Innovate Inc. competes with the products made by the company that acquired BetaSolutions.

### Analysis of the Results

The demonstration highlights the profound advantage of a graph-based world model:

- The first two questions were simple lookups. The agent successfully converted the questions into Cypher, queried the graph, and found the direct relationships.

- The third question is the crucial one. A standard RAG agent would fail here. It might find the document about the acquisition and the document about the competitor, but it would struggle to connect them. It lacks the explicit relational structure to understand that the "AlphaCorp" in document 1 is the same entity as the "AlphaCorp" in documents 2 and 3.

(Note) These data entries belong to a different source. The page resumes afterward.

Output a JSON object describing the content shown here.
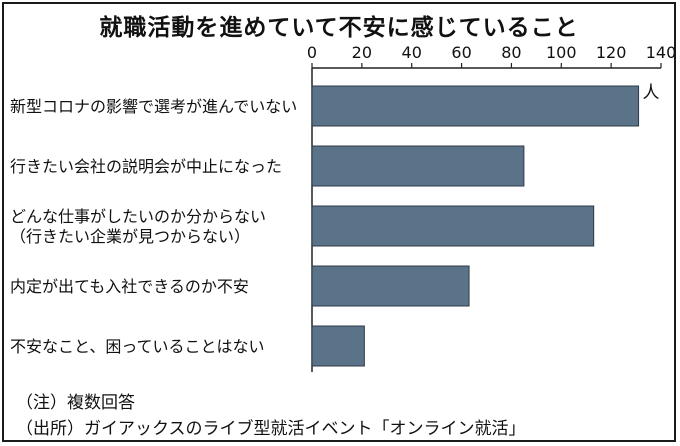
{
  "chart_data": {
    "type": "bar",
    "orientation": "horizontal",
    "title": "就職活動を進めていて不安に感じていること",
    "unit": "人",
    "xlim": [
      0,
      140
    ],
    "ticks": [
      "0",
      "20",
      "40",
      "60",
      "80",
      "100",
      "120",
      "140"
    ],
    "categories": [
      [
        "新型コロナの影響で選考が進んでいない"
      ],
      [
        "行きたい会社の説明会が中止になった"
      ],
      [
        "どんな仕事がしたいのか分からない",
        "（行きたい企業が見つからない）"
      ],
      [
        "内定が出ても入社できるのか不安"
      ],
      [
        "不安なこと、困っていることはない"
      ]
    ],
    "values": [
      131,
      85,
      113,
      63,
      21
    ],
    "grid": false,
    "bar_color": "#5b7389"
  },
  "notes": {
    "note": "（注）複数回答",
    "source": "（出所）ガイアックスのライブ型就活イベント「オンライン就活」"
  }
}
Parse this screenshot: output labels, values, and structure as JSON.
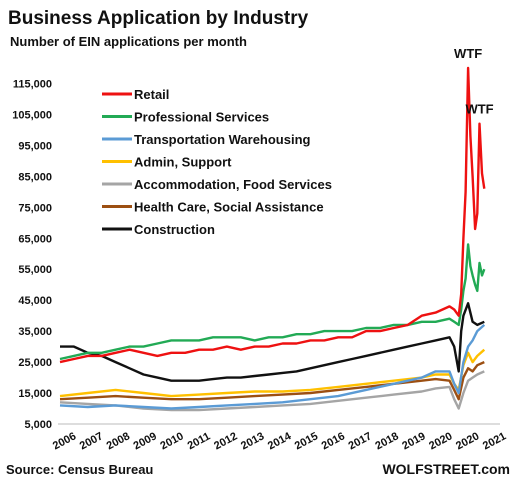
{
  "chart_data": {
    "type": "line",
    "title": "Business Application by Industry",
    "subtitle": "Number of EIN applications per month",
    "ylim": [
      5000,
      120000
    ],
    "xlim": [
      2006,
      2021.6
    ],
    "y_ticks": [
      "115,000",
      "105,000",
      "95,000",
      "85,000",
      "75,000",
      "65,000",
      "55,000",
      "45,000",
      "35,000",
      "25,000",
      "15,000",
      "5,000"
    ],
    "x_ticks": [
      "2006",
      "2007",
      "2008",
      "2009",
      "2010",
      "2011",
      "2012",
      "2013",
      "2014",
      "2015",
      "2016",
      "2017",
      "2018",
      "2019",
      "2020",
      "2020",
      "2021"
    ],
    "legend_position": "top-left",
    "annotations": [
      {
        "text": "WTF",
        "x": 2020.67,
        "y": 120000
      },
      {
        "text": "WTF",
        "x": 2021.08,
        "y": 102000
      }
    ],
    "series": [
      {
        "name": "Retail",
        "color": "#ee1111",
        "x": [
          2006,
          2006.5,
          2007,
          2007.5,
          2008,
          2008.5,
          2009,
          2009.5,
          2010,
          2010.5,
          2011,
          2011.5,
          2012,
          2012.5,
          2013,
          2013.5,
          2014,
          2014.5,
          2015,
          2015.5,
          2016,
          2016.5,
          2017,
          2017.5,
          2018,
          2018.5,
          2019,
          2019.5,
          2020,
          2020.17,
          2020.33,
          2020.42,
          2020.5,
          2020.58,
          2020.67,
          2020.75,
          2020.83,
          2020.92,
          2021,
          2021.08,
          2021.17,
          2021.25
        ],
        "values": [
          25000,
          26000,
          27000,
          27000,
          28000,
          29000,
          28000,
          27000,
          28000,
          28000,
          29000,
          29000,
          30000,
          29000,
          30000,
          30000,
          31000,
          31000,
          32000,
          32000,
          33000,
          33000,
          35000,
          35000,
          36000,
          37000,
          40000,
          41000,
          43000,
          42000,
          40000,
          47000,
          65000,
          80000,
          120000,
          98000,
          85000,
          68000,
          73000,
          102000,
          86000,
          81000
        ]
      },
      {
        "name": "Professional Services",
        "color": "#22aa55",
        "x": [
          2006,
          2006.5,
          2007,
          2007.5,
          2008,
          2008.5,
          2009,
          2009.5,
          2010,
          2010.5,
          2011,
          2011.5,
          2012,
          2012.5,
          2013,
          2013.5,
          2014,
          2014.5,
          2015,
          2015.5,
          2016,
          2016.5,
          2017,
          2017.5,
          2018,
          2018.5,
          2019,
          2019.5,
          2020,
          2020.17,
          2020.33,
          2020.42,
          2020.5,
          2020.58,
          2020.67,
          2020.75,
          2020.83,
          2020.92,
          2021,
          2021.08,
          2021.17,
          2021.25
        ],
        "values": [
          26000,
          27000,
          28000,
          28000,
          29000,
          30000,
          30000,
          31000,
          32000,
          32000,
          32000,
          33000,
          33000,
          33000,
          32000,
          33000,
          33000,
          34000,
          34000,
          35000,
          35000,
          35000,
          36000,
          36000,
          37000,
          37000,
          38000,
          38000,
          39000,
          38000,
          37000,
          42000,
          48000,
          52000,
          63000,
          56000,
          53000,
          50000,
          48000,
          57000,
          53000,
          55000
        ]
      },
      {
        "name": "Transportation Warehousing",
        "color": "#5b9bd5",
        "x": [
          2006,
          2007,
          2008,
          2009,
          2010,
          2011,
          2012,
          2013,
          2014,
          2015,
          2016,
          2017,
          2018,
          2019,
          2019.5,
          2020,
          2020.17,
          2020.33,
          2020.5,
          2020.67,
          2020.83,
          2021,
          2021.25
        ],
        "values": [
          11000,
          10500,
          11000,
          10500,
          10000,
          10500,
          11000,
          11500,
          12000,
          13000,
          14000,
          16000,
          18000,
          20000,
          22000,
          22000,
          18000,
          15000,
          25000,
          30000,
          32000,
          35000,
          37000
        ]
      },
      {
        "name": "Admin, Support",
        "color": "#ffc000",
        "x": [
          2006,
          2007,
          2008,
          2009,
          2010,
          2011,
          2012,
          2013,
          2014,
          2015,
          2016,
          2017,
          2018,
          2019,
          2019.5,
          2020,
          2020.17,
          2020.33,
          2020.5,
          2020.67,
          2020.83,
          2021,
          2021.25
        ],
        "values": [
          14000,
          15000,
          16000,
          15000,
          14000,
          14500,
          15000,
          15500,
          15500,
          16000,
          17000,
          18000,
          19000,
          20000,
          21000,
          21000,
          18000,
          16000,
          24000,
          28000,
          25000,
          27000,
          29000
        ]
      },
      {
        "name": "Accommodation, Food Services",
        "color": "#a5a5a5",
        "x": [
          2006,
          2007,
          2008,
          2009,
          2010,
          2011,
          2012,
          2013,
          2014,
          2015,
          2016,
          2017,
          2018,
          2019,
          2019.5,
          2020,
          2020.17,
          2020.33,
          2020.5,
          2020.67,
          2020.83,
          2021,
          2021.25
        ],
        "values": [
          12000,
          11500,
          11000,
          10000,
          9500,
          9500,
          10000,
          10500,
          11000,
          11500,
          12500,
          13500,
          14500,
          15500,
          16500,
          17000,
          13000,
          10000,
          15000,
          19000,
          20000,
          21000,
          22000
        ]
      },
      {
        "name": "Health Care, Social Assistance",
        "color": "#9c4f12",
        "x": [
          2006,
          2007,
          2008,
          2009,
          2010,
          2011,
          2012,
          2013,
          2014,
          2015,
          2016,
          2017,
          2018,
          2019,
          2019.5,
          2020,
          2020.17,
          2020.33,
          2020.5,
          2020.67,
          2020.83,
          2021,
          2021.25
        ],
        "values": [
          13000,
          13500,
          14000,
          13500,
          13000,
          13000,
          13500,
          14000,
          14500,
          15000,
          16000,
          17000,
          18000,
          19000,
          19500,
          19000,
          16000,
          13000,
          20000,
          23000,
          22000,
          24000,
          25000
        ]
      },
      {
        "name": "Construction",
        "color": "#111111",
        "x": [
          2006,
          2006.5,
          2007,
          2007.5,
          2008,
          2008.5,
          2009,
          2009.5,
          2010,
          2010.5,
          2011,
          2011.5,
          2012,
          2012.5,
          2013,
          2013.5,
          2014,
          2014.5,
          2015,
          2015.5,
          2016,
          2016.5,
          2017,
          2017.5,
          2018,
          2018.5,
          2019,
          2019.5,
          2020,
          2020.17,
          2020.33,
          2020.42,
          2020.5,
          2020.67,
          2020.83,
          2021,
          2021.25
        ],
        "values": [
          30000,
          30000,
          28000,
          27000,
          25000,
          23000,
          21000,
          20000,
          19000,
          19000,
          19000,
          19500,
          20000,
          20000,
          20500,
          21000,
          21500,
          22000,
          23000,
          24000,
          25000,
          26000,
          27000,
          28000,
          29000,
          30000,
          31000,
          32000,
          33000,
          30000,
          22000,
          35000,
          40000,
          44000,
          38000,
          37000,
          38000
        ]
      }
    ]
  },
  "footer": {
    "source": "Source: Census Bureau",
    "brand": "WOLFSTREET.com"
  }
}
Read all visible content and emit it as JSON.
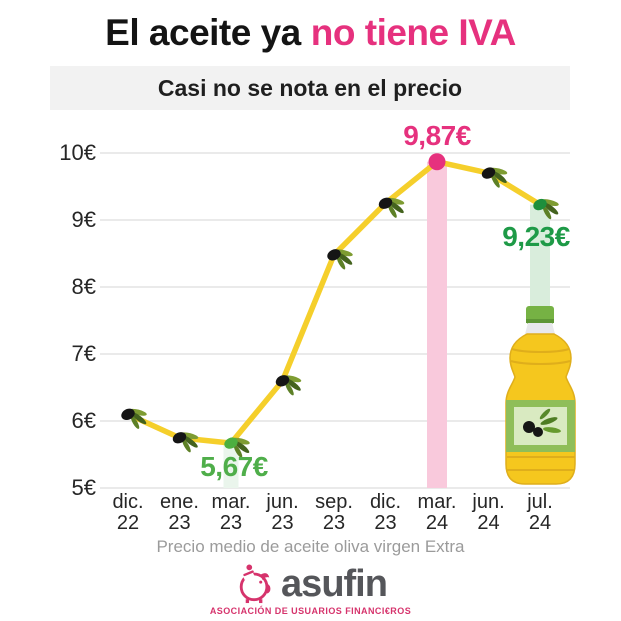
{
  "title": {
    "black": "El aceite ya",
    "pink": "no tiene IVA"
  },
  "subtitle": "Casi no se nota en el precio",
  "caption": "Precio medio de aceite oliva virgen Extra",
  "logo": {
    "name": "asufin",
    "tagline": "ASOCIACIÓN DE USUARIOS FINANCI€ROS"
  },
  "colors": {
    "accent_pink": "#E6317E",
    "line_yellow": "#F5CF2B",
    "band_pink": "#F9C9DC",
    "band_green": "#D9EDDC",
    "band_green_faint": "#EAF5EC",
    "label_green": "#1E9A47",
    "grid": "#E4E4E4"
  },
  "chart_data": {
    "type": "line",
    "title": "El aceite ya no tiene IVA",
    "subtitle": "Casi no se nota en el precio",
    "xlabel": "",
    "ylabel": "Precio medio de aceite oliva virgen Extra (€)",
    "categories": [
      "dic. 22",
      "ene. 23",
      "mar. 23",
      "jun. 23",
      "sep. 23",
      "dic. 23",
      "mar. 24",
      "jun. 24",
      "jul. 24"
    ],
    "values": [
      6.1,
      5.75,
      5.67,
      6.6,
      8.48,
      9.25,
      9.87,
      9.7,
      9.23
    ],
    "ylim": [
      5,
      10
    ],
    "ytick_labels": [
      "5€",
      "6€",
      "7€",
      "8€",
      "9€",
      "10€"
    ],
    "grid": true,
    "legend": false,
    "line_color": "#F5CF2B",
    "markers": [
      "olive-black",
      "olive-black",
      "olive-green",
      "olive-black",
      "olive-black",
      "olive-black",
      "pink-dot",
      "olive-black",
      "olive-darkgreen"
    ],
    "annotations": [
      {
        "index": 2,
        "label": "5,67€",
        "color": "#4FAE4A",
        "position": "below",
        "band_color": "#EAF5EC",
        "band_to": "axis"
      },
      {
        "index": 6,
        "label": "9,87€",
        "color": "#E6317E",
        "position": "above",
        "band_color": "#F9C9DC",
        "band_to": "axis"
      },
      {
        "index": 8,
        "label": "9,23€",
        "color": "#1E9A47",
        "position": "left-below",
        "band_color": "#D9EDDC",
        "band_to": "bottle"
      }
    ]
  }
}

- Our graph-based agent, however, solved it with ease. We can trace its logic directly from the generated Cypher query:
    1.  `MATCH (acquirer:Company)-[:ACQUIRED]->(:Company {id: 'BetaSolutions'})`: First, find the company that acquired BetaSolutions (Result: AlphaCorp).
    2.  `MATCH (acquirer)-[:PRODUCES]->(product:Product)`: Next, find the products produced by that company (Result: QuantumLeap AI).
    3.  `MATCH (product)-[:COMPETES_WITH]->(competitor_product:Product)`: Then, find the products that compete with that product (Result: NeuraGen).
    4.  `MATCH (competitor_company:Company)-[:PRODUCES]->(competitor_product)`: Finally, find the company that produces the competing product (Result: Innovate Inc.).

This ability to traverse relationships and synthesize information from different sources is the superpower of the Graph / World-Model architecture. The answer is not just retrieved; it is reasoned.

## Conclusion

In this notebook, we have constructed a complete agentic system built around a **Graph / World-Model Memory**. We demonstrated the full lifecycle: ingesting unstructured data, using an LLM to build a structured knowledge graph, and then using that graph to answer complex, multi-hop questions that require genuine reasoning.

This architecture represents a significant leap in capability over simpler memory systems. By creating an explicit, queryable model of the world, we give our agents the ability to connect disparate facts and uncover hidden insights. While the challenges of maintaining this graph over time are real, the potential for building deeply knowledgeable and explainable AI assistants makes this one of the most exciting and powerful patterns in modern agentic design.